It actually does!
The long strange history of the terms gothic/goth:
Back all the way to Roman times, the visigoths and the ostrogoths were two germanic tribes that fought with the Roman Empire for European territory. The goth tribes were damned by the Romans as barbarians.
Skip to the Renaissance, where the cultural elite believed that medieval archictecture was barbaric. They called this form of architecture gothic, and the term stuck.

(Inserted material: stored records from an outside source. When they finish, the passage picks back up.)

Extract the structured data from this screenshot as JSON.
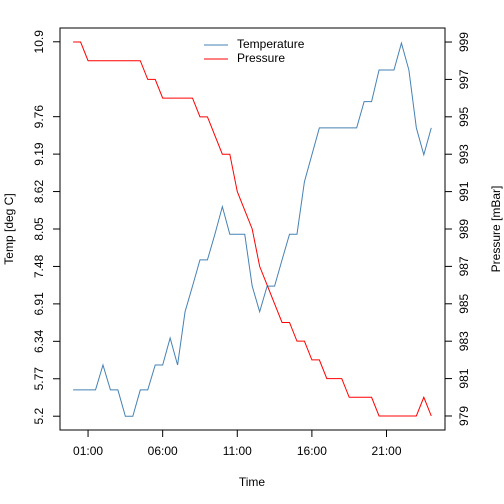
{
  "chart_data": {
    "type": "line",
    "xlabel": "Time",
    "ylabel": "Temp [deg C]",
    "y2label": "Pressure [mBar]",
    "x": [
      0,
      0.5,
      1,
      1.5,
      2,
      2.5,
      3,
      3.5,
      4,
      4.5,
      5,
      5.5,
      6,
      6.5,
      7,
      7.5,
      8,
      8.5,
      9,
      9.5,
      10,
      10.5,
      11,
      11.5,
      12,
      12.5,
      13,
      13.5,
      14,
      14.5,
      15,
      15.5,
      16,
      16.5,
      17,
      17.5,
      18,
      18.5,
      19,
      19.5,
      20,
      20.5,
      21,
      21.5,
      22,
      22.5,
      23,
      23.5,
      24
    ],
    "series": [
      {
        "name": "Temperature",
        "color": "#4682b4",
        "values": [
          5.6,
          5.6,
          5.6,
          5.6,
          5.98,
          5.6,
          5.6,
          5.2,
          5.2,
          5.6,
          5.6,
          5.98,
          5.98,
          6.39,
          5.98,
          6.79,
          7.18,
          7.58,
          7.58,
          7.97,
          8.39,
          7.97,
          7.97,
          7.97,
          7.18,
          6.79,
          7.18,
          7.18,
          7.58,
          7.97,
          7.97,
          8.77,
          9.18,
          9.59,
          9.59,
          9.59,
          9.59,
          9.59,
          9.59,
          9.99,
          9.99,
          10.47,
          10.47,
          10.47,
          10.88,
          10.47,
          9.59,
          9.18,
          9.59
        ]
      },
      {
        "name": "Pressure",
        "color": "#ff0000",
        "axis": "y2",
        "values": [
          999,
          999,
          998,
          998,
          998,
          998,
          998,
          998,
          998,
          998,
          997,
          997,
          996,
          996,
          996,
          996,
          996,
          995,
          995,
          994,
          993,
          993,
          991,
          990,
          989,
          987,
          986,
          985,
          984,
          984,
          983,
          983,
          982,
          982,
          981,
          981,
          981,
          980,
          980,
          980,
          980,
          979,
          979,
          979,
          979,
          979,
          979,
          980,
          979
        ]
      }
    ],
    "xlim": [
      -0.88,
      24.92
    ],
    "xticks": [
      {
        "value": 1,
        "label": "01:00"
      },
      {
        "value": 6,
        "label": "06:00"
      },
      {
        "value": 11,
        "label": "11:00"
      },
      {
        "value": 16,
        "label": "16:00"
      },
      {
        "value": 21,
        "label": "21:00"
      }
    ],
    "ylim": [
      4.99,
      11.11
    ],
    "yticks": [
      5.2,
      5.77,
      6.34,
      6.91,
      7.48,
      8.05,
      8.62,
      9.19,
      9.76,
      10.9
    ],
    "y2lim": [
      978.25,
      999.75
    ],
    "y2ticks": [
      979,
      981,
      983,
      985,
      987,
      989,
      991,
      993,
      995,
      997,
      999
    ],
    "legend": "top"
  }
}
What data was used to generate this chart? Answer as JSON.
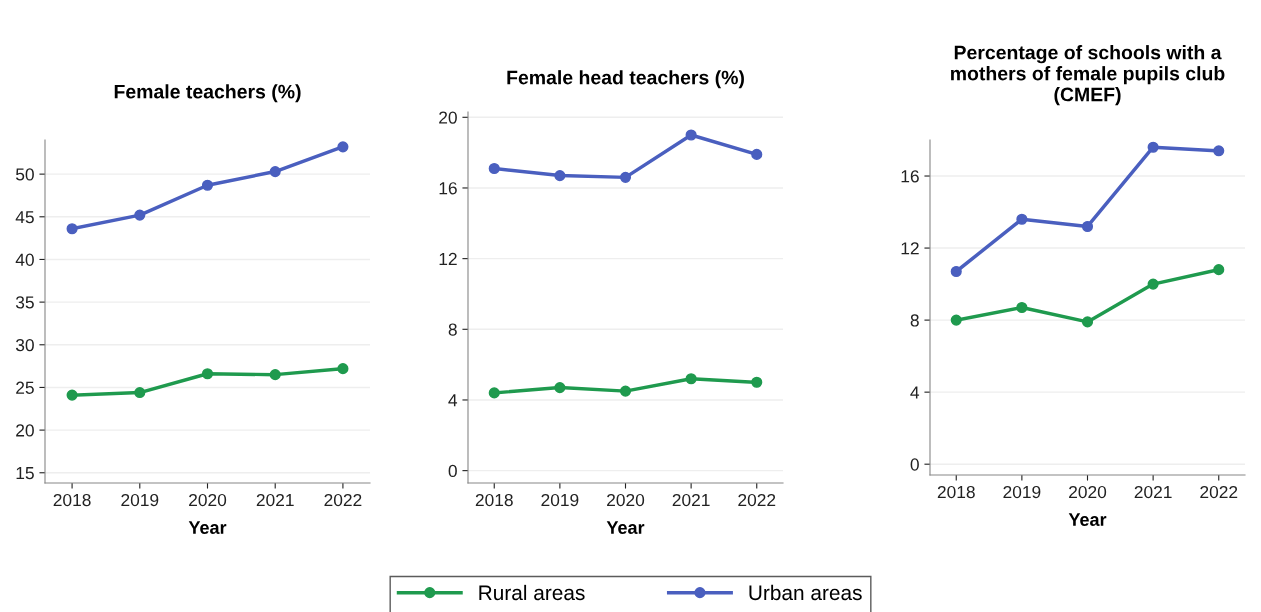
{
  "chart_data": [
    {
      "type": "line",
      "title": "Female teachers (%)",
      "xlabel": "Year",
      "categories": [
        "2018",
        "2019",
        "2020",
        "2021",
        "2022"
      ],
      "ylim": [
        13.8,
        54
      ],
      "yticks": [
        15,
        20,
        25,
        30,
        35,
        40,
        45,
        50
      ],
      "grid": "y",
      "marker": "circle",
      "legend": "bottom",
      "series": [
        {
          "name": "Rural areas",
          "color": "#1f9a4e",
          "values": [
            24.1,
            24.4,
            26.6,
            26.5,
            27.2
          ]
        },
        {
          "name": "Urban areas",
          "color": "#4a5fbf",
          "values": [
            43.6,
            45.2,
            48.7,
            50.3,
            53.2
          ]
        }
      ]
    },
    {
      "type": "line",
      "title": "Female head teachers (%)",
      "xlabel": "Year",
      "categories": [
        "2018",
        "2019",
        "2020",
        "2021",
        "2022"
      ],
      "ylim": [
        -0.7,
        20.3
      ],
      "yticks": [
        0,
        4,
        8,
        12,
        16,
        20
      ],
      "grid": "y",
      "marker": "circle",
      "series": [
        {
          "color": "#1f9a4e",
          "values": [
            4.4,
            4.7,
            4.5,
            5.2,
            5.0
          ]
        },
        {
          "color": "#4a5fbf",
          "values": [
            17.1,
            16.7,
            16.6,
            19.0,
            17.9
          ]
        }
      ]
    },
    {
      "type": "line",
      "title": "Percentage of schools with a mothers of female pupils club (CMEF)",
      "xlabel": "Year",
      "categories": [
        "2018",
        "2019",
        "2020",
        "2021",
        "2022"
      ],
      "ylim": [
        -0.6,
        18
      ],
      "yticks": [
        0,
        4,
        8,
        12,
        16
      ],
      "grid": "y",
      "marker": "circle",
      "series": [
        {
          "color": "#1f9a4e",
          "values": [
            8.0,
            8.7,
            7.9,
            10.0,
            10.8
          ]
        },
        {
          "color": "#4a5fbf",
          "values": [
            10.7,
            13.6,
            13.2,
            17.6,
            17.4
          ]
        }
      ]
    }
  ]
}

Then, in the early 1800s, a style of highly melodramatic prose called "horrid novels" became popular. This prose usually involved virtuous ladies being abducted by a depraved, yet well-born villian to be eventually rescued by the dashing hero; or perhaps the said virtuous lady might find herself in a castle haunted by malevolent spirits and general weirdness, again to be be rescued. These novels were often set in crumbling medieval castles or churches that were barely more than a few gothic arches leading to the inevitable dungeons. This lead to the term "gothic novel" or "gothic romance" and the term gothic acquired its meaning of things dark, dangerous, convoluted and occult. Horrid novels led to both the modern genres of horror and gothic romance, and gothic romances were popular well into the 70s.
Finally, the tone and mood of "gothic" were picked up by the current goths - who often take on the trappings of the horror genre, even including the gothic arches from the medieval churches that the renaissance writers were so down on.